Certain operations in the API do not match cleanly to the 4 standard REST
methods ``get()``, ``update()``, ``delete()`` and ``create()``. These
operations are exposed as so-called *actions* by the API. Python-RHEV allows
you to call an action via the :meth:`Connection.action()` method. For example,
to execute the "start" action on a virtual machine::

  >>> connection.action(vm, 'start')

Some actions can take input. In this case, you must pass an instance of a
``schema.Action`` class. For example::

  >>> action = schema.new(schema.Action)
  >>> action.stateless = true
  >>> conn.action(vm, 'start', action)

Actions are also available as methods on the ``BaseResource`` class. So the
above is the same as::

  >>> vm.start(action)


Searching
---------

For certain collections, the RHEV API provides search capabilities. This
functionality can be accessed by providing the ``search`` keyword argument to
``get()`` and ``getall()``::

  >>> vms = conn.getall(schema.VM, search='name = a* sortby creation_time')
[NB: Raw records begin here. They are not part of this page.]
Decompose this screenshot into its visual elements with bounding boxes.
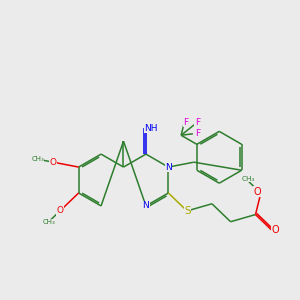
Text: N: N bbox=[165, 163, 172, 172]
Text: O: O bbox=[254, 187, 261, 197]
Text: NH: NH bbox=[145, 124, 158, 133]
Text: O: O bbox=[271, 225, 279, 235]
Text: F: F bbox=[195, 129, 200, 138]
Text: O: O bbox=[50, 158, 57, 167]
Text: O: O bbox=[56, 206, 63, 215]
Text: N: N bbox=[142, 201, 149, 210]
Text: CH₃: CH₃ bbox=[42, 219, 55, 225]
Text: F: F bbox=[195, 118, 200, 127]
Text: CH₃: CH₃ bbox=[31, 156, 44, 162]
Text: S: S bbox=[184, 206, 191, 216]
Text: CH₃: CH₃ bbox=[242, 176, 255, 182]
Text: F: F bbox=[183, 118, 188, 127]
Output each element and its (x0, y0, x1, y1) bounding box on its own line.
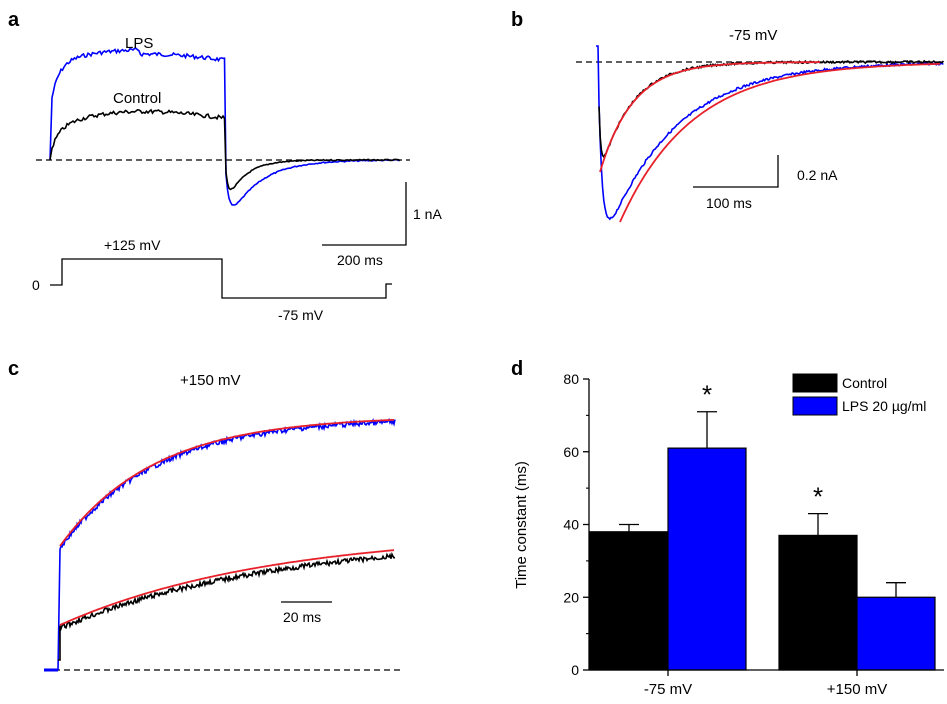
y-axis-label: Time constant (ms) (513, 461, 530, 589)
significance-star: * (702, 380, 712, 410)
panel-c-title: +150 mV (180, 372, 240, 389)
x-tick-label: -75 mV (644, 681, 692, 698)
bar-group: ** (589, 380, 936, 671)
panel-a-scale-current: 1 nA (413, 206, 442, 222)
panel-b: b -75 mV 0.2 nA 100 ms (511, 9, 945, 223)
panel-c-lps-trace (57, 417, 396, 671)
y-tick-label: 40 (563, 517, 579, 533)
panel-b-title: -75 mV (729, 27, 777, 44)
panel-a-voltage-protocol (50, 258, 392, 299)
panel-b-lps-fit (619, 63, 940, 223)
bar-lps-0 (667, 447, 747, 671)
panel-b-lps-trace (596, 45, 944, 221)
legend-label: LPS 20 µg/ml (842, 398, 926, 414)
bar-lps-1 (856, 596, 936, 671)
panel-d-letter: d (511, 358, 523, 380)
panel-b-scale-time: 100 ms (706, 195, 752, 211)
panel-a-letter: a (8, 9, 20, 31)
legend-swatch (792, 373, 838, 393)
panel-a-control-label: Control (113, 90, 161, 107)
significance-star: * (813, 482, 823, 512)
panel-b-scale-bar (693, 155, 779, 188)
legend-swatch (792, 396, 838, 416)
x-axis-ticks: -75 mV +150 mV (644, 670, 887, 698)
panel-a-protocol-tail: -75 mV (278, 307, 324, 323)
panel-a: a LPS Control 1 nA 200 ms 0 +125 mV -75 … (8, 9, 442, 323)
panel-c-lps-fit (59, 419, 394, 547)
panel-c-scale-time: 20 ms (283, 609, 321, 625)
panel-a-scale-bar (322, 182, 407, 246)
panel-b-control-fit (599, 61, 820, 173)
legend-label: Control (842, 375, 887, 391)
panel-a-protocol-zero: 0 (32, 277, 40, 293)
panel-c: c +150 mV 20 ms (8, 358, 400, 672)
y-tick-label: 20 (563, 589, 579, 605)
panel-c-control-trace (58, 551, 396, 661)
y-tick-label: 60 (563, 444, 579, 460)
x-tick-label: +150 mV (827, 681, 887, 698)
panel-a-protocol-step: +125 mV (104, 237, 161, 253)
legend: Control LPS 20 µg/ml (792, 373, 926, 416)
panel-b-control-trace (598, 59, 945, 159)
panel-b-letter: b (511, 9, 523, 31)
panel-b-scale-current: 0.2 nA (797, 167, 838, 183)
y-axis-ticks: 0 20 40 60 80 (563, 371, 589, 678)
panel-a-control-trace (49, 108, 401, 191)
panel-a-lps-label: LPS (125, 35, 153, 52)
bar-control-1 (778, 534, 858, 671)
y-tick-label: 0 (571, 662, 579, 678)
bar-control-0 (589, 531, 669, 671)
panel-c-control-fit (59, 549, 395, 626)
panel-c-letter: c (8, 358, 19, 380)
y-tick-label: 80 (563, 371, 579, 387)
panel-a-scale-time: 200 ms (337, 252, 383, 268)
Searches that are just simple AND combinations of attribute searches and that
do not have a "sortby" or "page" clause can also be provides as keyword
arguments::

  >>> vms = conn.getall(schema.VM, name='a*')

Search functionality is particularly useful in two cases. First, to identify
an object by its name::

  >>> vm = conn.get(schema.VM, name='foo')
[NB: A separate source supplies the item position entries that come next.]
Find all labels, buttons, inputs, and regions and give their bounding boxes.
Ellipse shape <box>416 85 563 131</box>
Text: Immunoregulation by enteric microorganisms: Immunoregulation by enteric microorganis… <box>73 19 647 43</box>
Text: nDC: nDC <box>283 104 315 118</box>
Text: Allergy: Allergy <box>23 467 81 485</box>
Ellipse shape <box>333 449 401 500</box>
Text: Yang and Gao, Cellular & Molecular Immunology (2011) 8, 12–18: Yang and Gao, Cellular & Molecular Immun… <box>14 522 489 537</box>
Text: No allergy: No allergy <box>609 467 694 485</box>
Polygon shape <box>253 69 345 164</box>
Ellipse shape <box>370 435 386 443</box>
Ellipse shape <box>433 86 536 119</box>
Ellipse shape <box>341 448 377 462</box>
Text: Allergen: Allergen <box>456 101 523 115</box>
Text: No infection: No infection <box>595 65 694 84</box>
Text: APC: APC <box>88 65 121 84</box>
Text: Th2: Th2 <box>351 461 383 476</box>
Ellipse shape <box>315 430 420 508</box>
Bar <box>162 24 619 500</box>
Second, by using the "page" clause for the search syntax, you can retrieve
more than the default of 100 objects that is normally returned::

  >>> vms = []
  >>> vms += conn.getall(schema.VM, search='sortby name page 1')
  >>> vms += conn.getall(schema.VM, search='sortby name page 2')


Using Relationship Names
------------------------

Instead of providing a binding type, you can also specify a type by its name.
The name needs to correspond to the *relationship name* as it is provided by
the API (this is value of the "rel" attribute in <link rel="*name*"/>
elements). For example::

  >>> # These two are equivalent
  >>> vm = conn.getall('vms')
  >>> vm = conn.getall(schema.VM)

Using relationship names is useful to access some non-standards relationship,
for example::

  >>> tag = conn.get('tags/root')
  >>> template = conn.get('templates/blank')


Populating Resources
--------------------

So far we have see that new resources can be populated by setting their
attributes simply as Python attributes::

  >>> vm = schema.new(schema.VM)
  >>> vm.name = 'myvm'

However, the data types involved in the API are not flat, but nested. In order
to set a scheduling policy on a VM for example, you need to do this::

  >>> vm.placement_policy = schema.new(schema.VmPlacementPolicy)
  >>> vm.placement_policy.host = schema.new(schema.Host)
  >>> vm.placement_plilcy.host.name = 'myhost'

This requires that you need to know the name of all the types involved. Some
types (like "Host" in the example above) are also top-level types so you
probably already know them. Other types however (like VmPlacementPolicy) are
internal types that may be relevant only to one specific resource. Python-RHEV
contains a utility function called ``subtype()`` that can faciliated creating
nested attribute where you do not know the exact type::

  >>> vm.placement_policy = schema.new(schema.subtype(vm.placement_policy))


Error Handling
--------------

Error handling is mostly done through exceptions. All exceptions are
subclasses of the :class:`rhev.Error` class. Generally, any HTTP response that
is not in the 2xx or 3xx category is considered an error, and an appropriate
exception is raised. Sometimes, a 4xx response contains a valid resource of
type ``Fault`` which describes the error in more detail.  If that happens, an
exception of type ``Fault`` is raised that gives you access to the fault
itself::

  >>> vm.name = 'my vm'  # space not allowed
  >>> try:
  ...   vm.update()
  ... except Fault, f:
  ...   print 'fault', f.fault.detail
  ...
  Can not edit VM. The given name contains special characters. Only
  lower-case and upper-case letters, numbers, '_', '-' allowed.